I’ve been a software developer all my life, and I’d like to think that I’m pretty good at it. I might not be a math or finance genius, but in terms of the process of developing software: from the very start of figuring out what users want and what they actually need, all the way towards the end of dotting the i’s and rolling out a piece of software that is sleek, elegant and maintainable, I consider myself a craftsman. I care about providing a polished experience to my end users and writing maintainable code that is well structures and well tested. I hate concepts that are poorly named and abstractions that don’t make sense. Sadly, I am finding that this kind of attention to detail just isn’t a useful skill to have when it comes to professional software development.
Why not? In my experience, neither managers not developers really care about maintainable software because no one stays at a company for longer than a couple of years, so they’re not exposed to any of the fallout from making bad technical decisions. Forgot to write tests? Doesn’t matter — the manager wants the thing rolled out right away so let’s just launch it. We might pay lip service to the idea of cleaning it up later, but we all know that never happens. Vice versa: everyone I know who has stayed at the same company for a long time has developed powerful auras of uncaring, and the idea of code quality just bounces off them.
As far as professional software development goes, change is clearly the most profitable career path: you deliver results rapidly and you leave before it needs to be maintained, which makes sense, because your salary will grow faster if you keep switching jobs.
This is also where the major challenge in professional software development lies: whether as a manager, tech lead or senior developer, how do you deal with people whose strategy is either that of “I am going to produce the most awesome unmaintainable thing and then I’m out of here”, or “I’ve been here forever, do whatever you want, I don’t care”? This is where the interests of a corporate software developer and “craftsman” software developer diverge. The latest trend of vibe coding only reinforces this trend — clearly it’s an acceptable strategy to just let an LLM loose on your codebase with only superficial instructions. Now, instead of ten trained developers, you’ve got one hundred randos who can all produce software that helps the company make money — a 10x increase in output and productivity — at least for the next two years. After that, all the people who vibe coded your product have moved on the next fad and your uncaring lifer developers are left to take out the trash. Good luck with that.
So how do you deal with this kind of situation? Well, if you’re one of the people who switches jobs every few years, great news! You’ve got nothing to worry about because you’ll be gone by the time the shit hits the fan. If you’re a lifer or a craftsman, well good luck. Even at the most generous of companies you’ll be hard-pressed to find a manager that will let you spend several quarters rewriting vibe-coded spaghetti messes without having any immediate profit impact to show for it. Other than leaving, the only thing I’ve ever seen work in this kind of situation is this: let it fail. If you can’t deliver a feature quickly because the spaghetti code is too difficult to untangle, don’t work yourself to death trying to get it to work. Let it fail. Let your manager or lead developer feel the impact of their bad technical leadership. Let the company feel the financial impact of writing unmaintable software. It’s the only way to actually get resources devoted to fixing the underlying problems.
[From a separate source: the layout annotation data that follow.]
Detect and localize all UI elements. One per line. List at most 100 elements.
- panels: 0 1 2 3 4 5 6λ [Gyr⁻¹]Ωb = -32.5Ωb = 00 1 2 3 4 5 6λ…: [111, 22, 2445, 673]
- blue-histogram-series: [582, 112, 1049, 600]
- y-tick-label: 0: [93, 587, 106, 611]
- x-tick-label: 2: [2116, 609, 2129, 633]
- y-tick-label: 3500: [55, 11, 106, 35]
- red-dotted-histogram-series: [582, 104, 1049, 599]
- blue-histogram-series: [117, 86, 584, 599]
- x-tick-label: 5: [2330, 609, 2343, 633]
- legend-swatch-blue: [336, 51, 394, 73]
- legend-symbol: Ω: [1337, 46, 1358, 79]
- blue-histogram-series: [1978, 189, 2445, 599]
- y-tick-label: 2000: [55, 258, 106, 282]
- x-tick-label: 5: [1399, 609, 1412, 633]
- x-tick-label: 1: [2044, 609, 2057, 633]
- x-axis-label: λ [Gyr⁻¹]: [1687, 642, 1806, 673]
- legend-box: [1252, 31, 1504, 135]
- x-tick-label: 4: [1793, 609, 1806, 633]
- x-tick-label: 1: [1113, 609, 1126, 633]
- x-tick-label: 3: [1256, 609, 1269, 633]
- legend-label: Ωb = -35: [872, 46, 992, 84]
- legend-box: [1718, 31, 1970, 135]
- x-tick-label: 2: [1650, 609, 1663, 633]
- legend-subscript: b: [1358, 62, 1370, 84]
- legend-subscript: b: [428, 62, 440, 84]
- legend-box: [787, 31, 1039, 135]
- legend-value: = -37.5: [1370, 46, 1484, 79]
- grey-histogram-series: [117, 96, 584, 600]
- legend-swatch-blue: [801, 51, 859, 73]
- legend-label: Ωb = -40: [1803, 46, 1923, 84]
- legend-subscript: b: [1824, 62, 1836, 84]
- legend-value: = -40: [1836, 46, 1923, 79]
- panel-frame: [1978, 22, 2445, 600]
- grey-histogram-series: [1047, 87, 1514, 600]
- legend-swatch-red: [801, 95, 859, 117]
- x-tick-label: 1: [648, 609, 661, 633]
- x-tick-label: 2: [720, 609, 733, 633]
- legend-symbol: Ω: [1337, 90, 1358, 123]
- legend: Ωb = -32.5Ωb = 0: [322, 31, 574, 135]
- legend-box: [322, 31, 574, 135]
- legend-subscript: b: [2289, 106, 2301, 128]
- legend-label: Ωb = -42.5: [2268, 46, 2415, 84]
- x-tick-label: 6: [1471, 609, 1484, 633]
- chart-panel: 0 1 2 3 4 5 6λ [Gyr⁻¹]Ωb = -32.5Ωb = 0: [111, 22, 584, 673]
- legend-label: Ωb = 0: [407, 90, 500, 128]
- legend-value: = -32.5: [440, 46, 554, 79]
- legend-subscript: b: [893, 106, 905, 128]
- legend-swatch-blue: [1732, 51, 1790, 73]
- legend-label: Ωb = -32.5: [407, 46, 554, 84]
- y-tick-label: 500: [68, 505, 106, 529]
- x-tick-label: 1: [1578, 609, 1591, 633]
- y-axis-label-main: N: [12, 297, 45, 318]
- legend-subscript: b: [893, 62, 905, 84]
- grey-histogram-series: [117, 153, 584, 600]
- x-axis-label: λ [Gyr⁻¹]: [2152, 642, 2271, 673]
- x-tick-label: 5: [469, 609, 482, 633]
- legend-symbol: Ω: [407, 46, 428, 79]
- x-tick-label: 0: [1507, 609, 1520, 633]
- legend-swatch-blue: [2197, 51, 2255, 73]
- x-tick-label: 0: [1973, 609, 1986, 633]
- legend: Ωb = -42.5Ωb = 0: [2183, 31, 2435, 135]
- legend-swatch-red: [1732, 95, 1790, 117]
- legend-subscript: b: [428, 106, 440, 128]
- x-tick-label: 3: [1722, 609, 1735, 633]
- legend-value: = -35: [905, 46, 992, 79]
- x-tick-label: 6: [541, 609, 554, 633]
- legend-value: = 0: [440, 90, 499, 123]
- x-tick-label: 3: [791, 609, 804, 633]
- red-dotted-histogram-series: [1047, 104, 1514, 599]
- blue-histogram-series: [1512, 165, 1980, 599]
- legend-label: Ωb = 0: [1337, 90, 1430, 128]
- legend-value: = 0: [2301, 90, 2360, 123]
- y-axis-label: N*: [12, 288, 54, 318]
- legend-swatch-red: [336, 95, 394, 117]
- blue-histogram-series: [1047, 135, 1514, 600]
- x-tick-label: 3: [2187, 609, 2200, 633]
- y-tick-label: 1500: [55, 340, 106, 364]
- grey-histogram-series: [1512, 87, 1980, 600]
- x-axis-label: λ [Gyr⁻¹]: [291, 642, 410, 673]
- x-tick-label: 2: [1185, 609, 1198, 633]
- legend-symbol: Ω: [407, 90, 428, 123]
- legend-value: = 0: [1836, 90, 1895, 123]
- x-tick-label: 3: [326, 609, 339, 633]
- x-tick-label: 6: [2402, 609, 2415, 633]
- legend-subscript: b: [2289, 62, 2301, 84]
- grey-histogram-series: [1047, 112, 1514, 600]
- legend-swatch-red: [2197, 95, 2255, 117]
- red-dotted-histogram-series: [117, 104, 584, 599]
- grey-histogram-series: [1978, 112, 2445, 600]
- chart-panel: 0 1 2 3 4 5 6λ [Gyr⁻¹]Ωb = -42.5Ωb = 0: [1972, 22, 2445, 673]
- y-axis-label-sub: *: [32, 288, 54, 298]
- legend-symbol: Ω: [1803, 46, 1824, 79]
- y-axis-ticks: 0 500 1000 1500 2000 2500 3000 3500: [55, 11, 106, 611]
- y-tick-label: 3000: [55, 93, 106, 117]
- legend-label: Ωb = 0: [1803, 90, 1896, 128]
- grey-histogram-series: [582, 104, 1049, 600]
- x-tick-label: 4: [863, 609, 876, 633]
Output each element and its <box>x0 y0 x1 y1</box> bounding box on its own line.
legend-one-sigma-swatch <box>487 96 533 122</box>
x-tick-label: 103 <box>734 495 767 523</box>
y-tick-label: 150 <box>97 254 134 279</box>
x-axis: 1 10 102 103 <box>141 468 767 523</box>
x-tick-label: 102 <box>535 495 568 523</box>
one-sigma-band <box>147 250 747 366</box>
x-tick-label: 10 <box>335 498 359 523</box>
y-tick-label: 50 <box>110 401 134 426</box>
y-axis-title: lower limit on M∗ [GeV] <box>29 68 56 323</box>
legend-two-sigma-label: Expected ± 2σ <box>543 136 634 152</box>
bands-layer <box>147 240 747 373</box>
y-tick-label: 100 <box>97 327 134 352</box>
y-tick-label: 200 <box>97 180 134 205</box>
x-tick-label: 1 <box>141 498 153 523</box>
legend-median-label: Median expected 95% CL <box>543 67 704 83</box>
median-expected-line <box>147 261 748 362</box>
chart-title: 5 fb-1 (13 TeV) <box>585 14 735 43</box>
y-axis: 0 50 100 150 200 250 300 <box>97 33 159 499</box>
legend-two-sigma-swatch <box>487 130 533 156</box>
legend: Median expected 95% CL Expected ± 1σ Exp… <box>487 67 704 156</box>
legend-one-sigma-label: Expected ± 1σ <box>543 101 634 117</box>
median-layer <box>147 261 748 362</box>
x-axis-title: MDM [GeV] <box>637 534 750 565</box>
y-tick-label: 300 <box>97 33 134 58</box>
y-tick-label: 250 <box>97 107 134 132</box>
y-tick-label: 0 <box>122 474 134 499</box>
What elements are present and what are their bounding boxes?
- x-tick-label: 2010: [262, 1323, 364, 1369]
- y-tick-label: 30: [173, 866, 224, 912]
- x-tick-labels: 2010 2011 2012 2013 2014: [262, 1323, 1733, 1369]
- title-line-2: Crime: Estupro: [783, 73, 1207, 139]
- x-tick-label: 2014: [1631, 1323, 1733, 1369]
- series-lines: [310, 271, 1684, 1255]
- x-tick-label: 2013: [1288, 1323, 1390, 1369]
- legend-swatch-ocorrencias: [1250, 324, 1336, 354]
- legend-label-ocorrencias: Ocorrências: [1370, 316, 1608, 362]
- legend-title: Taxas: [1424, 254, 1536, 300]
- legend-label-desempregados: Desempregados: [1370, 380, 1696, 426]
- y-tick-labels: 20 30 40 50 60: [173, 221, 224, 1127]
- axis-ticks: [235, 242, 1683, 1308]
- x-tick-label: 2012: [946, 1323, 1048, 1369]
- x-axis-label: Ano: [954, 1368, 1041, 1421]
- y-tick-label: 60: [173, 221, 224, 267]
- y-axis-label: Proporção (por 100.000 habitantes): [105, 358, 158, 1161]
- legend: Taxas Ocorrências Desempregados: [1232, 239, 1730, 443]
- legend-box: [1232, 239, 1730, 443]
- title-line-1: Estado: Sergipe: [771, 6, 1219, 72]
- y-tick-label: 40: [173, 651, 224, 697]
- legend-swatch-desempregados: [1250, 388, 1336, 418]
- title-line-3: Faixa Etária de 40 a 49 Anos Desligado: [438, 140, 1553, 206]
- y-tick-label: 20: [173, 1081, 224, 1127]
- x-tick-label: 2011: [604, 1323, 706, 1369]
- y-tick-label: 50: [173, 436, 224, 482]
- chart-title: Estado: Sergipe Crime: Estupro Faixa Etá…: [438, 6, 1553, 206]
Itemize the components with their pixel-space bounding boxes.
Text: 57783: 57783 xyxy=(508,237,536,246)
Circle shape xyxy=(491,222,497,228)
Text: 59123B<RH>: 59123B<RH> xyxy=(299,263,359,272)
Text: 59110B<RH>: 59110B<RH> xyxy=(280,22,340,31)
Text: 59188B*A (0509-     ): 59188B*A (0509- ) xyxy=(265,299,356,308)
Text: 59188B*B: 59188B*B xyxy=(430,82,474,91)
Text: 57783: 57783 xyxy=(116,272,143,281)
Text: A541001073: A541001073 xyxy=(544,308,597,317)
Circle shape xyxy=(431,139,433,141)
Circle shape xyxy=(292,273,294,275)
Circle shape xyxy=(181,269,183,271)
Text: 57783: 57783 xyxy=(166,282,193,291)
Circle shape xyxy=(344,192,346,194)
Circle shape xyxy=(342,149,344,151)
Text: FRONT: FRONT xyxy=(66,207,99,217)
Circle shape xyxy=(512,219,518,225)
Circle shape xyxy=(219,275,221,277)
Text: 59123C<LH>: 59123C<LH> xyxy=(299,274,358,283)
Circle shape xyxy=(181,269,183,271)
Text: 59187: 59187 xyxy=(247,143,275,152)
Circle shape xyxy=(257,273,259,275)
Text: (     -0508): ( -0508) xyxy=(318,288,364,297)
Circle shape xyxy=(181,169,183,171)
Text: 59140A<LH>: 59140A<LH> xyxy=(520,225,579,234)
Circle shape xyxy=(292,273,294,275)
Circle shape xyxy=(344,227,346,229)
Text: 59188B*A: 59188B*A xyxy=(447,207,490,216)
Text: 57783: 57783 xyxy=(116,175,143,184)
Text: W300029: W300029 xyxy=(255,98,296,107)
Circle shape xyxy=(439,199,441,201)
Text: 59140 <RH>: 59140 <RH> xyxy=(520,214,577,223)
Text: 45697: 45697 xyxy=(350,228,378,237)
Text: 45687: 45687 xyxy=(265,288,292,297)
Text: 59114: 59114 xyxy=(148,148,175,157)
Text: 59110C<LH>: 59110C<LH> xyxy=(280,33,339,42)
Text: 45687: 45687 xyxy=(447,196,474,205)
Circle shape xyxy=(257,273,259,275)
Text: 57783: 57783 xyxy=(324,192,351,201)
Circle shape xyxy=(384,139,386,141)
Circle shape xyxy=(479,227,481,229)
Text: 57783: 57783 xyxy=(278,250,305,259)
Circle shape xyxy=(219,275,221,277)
Does the “let it fail” approach actually work? I have no idea. In my experience I’ve seen it happen a couple of times. In one case, there were always one or two developers on hand who somehow saved a situation from blowing up into a catastrophe.. every week. Eventually, all the other craftsman developers left, including myself. In another case, the approach did actually lead to proper post-mortems and a drastic change in the hiring budget and quality of the candidates we interviewed, but at the same time, management saw that as an opportunity to further increase the workload, leading to a net zero effect which turned out to be a great example of induced demand, with the new (human) resources being put to work on producing more hastily written slop instead of actually cleaning up the mess they were hired to clean up.
I guess what I’m saying is: I’ve personally not seen a counterexample to “the best strategy as a professional software developer is to quickly produce code that is average at best and then change jobs“. I would love to be proven wrong on that, but I am also deeply skeptical.